Other foods price jumps on a monthly basis: eggs (up 2.3%), which was far lower than October's 10.1% month-over-month jump, flour and prepared flour mixes (up 1.5%), fresh biscuits, rolls, muffins (up 2.2%), cakes, cupcakes and cookies (up 1.3%), dairy (up 1.0%), and ham (excluding canned, up 0.8%).

Items that saw a decline month-over-month include meats, poultry, and fish (down 0.4%), potatoes (-1.4%), dried beans, peas and lentils (down 0.7%), and sugars and sweets (-0.3%).

Fats and oils saw no change change month-over-month, but year-over-year they are still up significantly, 21.8%.

One aspect of November's CPI data that is encouraging though is moderation in energy and gasoline costs, which in turn impacts of the cost to produce and transport food, Reed said.

In the month of November, the overall energy sector decreased 1.6% with fuel in particular, down 2.1%.

Prices are still much higher for than this time last year though, energy is up 13.1% for the overall category with fuel oil up 65.7%.

Investors seemed encouraged by the overall report on Tuesday, with all major indices moving higher in early trading. Also, on Wednesday, members of the Federal Open Market Committee (FOMC) are poised to lift rates by 50 basis points, a slowdown from the 0.75% increases delivered over the past four meetings, Alexandra Semenova reported.

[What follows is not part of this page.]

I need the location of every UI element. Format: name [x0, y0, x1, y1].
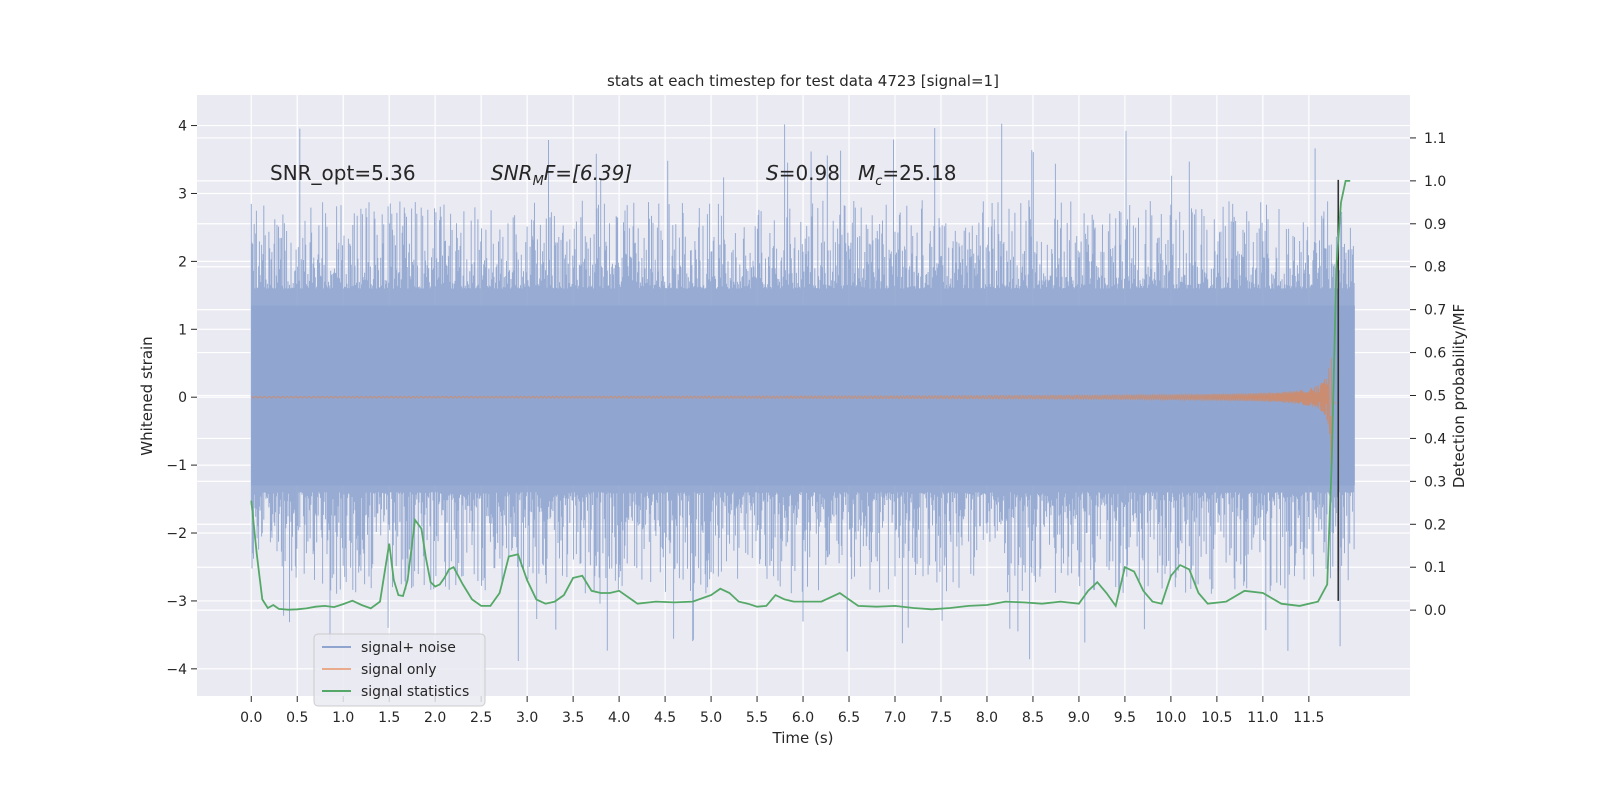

Economic Cycle Research Institute Co-Founder Lakshman Achuthan told Yahoo Finance that inflation already peaked and "we can lay that to rest," but it's not all hunky dory.

The "problem is that it's sticky, it's (not) going down…fast enough for the Fed to do any pivoting anytime soon in terms of actually cutting rates," he said. "I think what the market is hoping for….is that there's light at the end of the tunnel and they're going to cut really soon. It's going to take a much sharper drop in inflation for that to happen and I think we'll get there."

When might we get there? Well, it'll happen with a recession, Achuthan added.

And that's a problem, too, "because a recession really brings down those prices really fast and so, be careful what you wish for."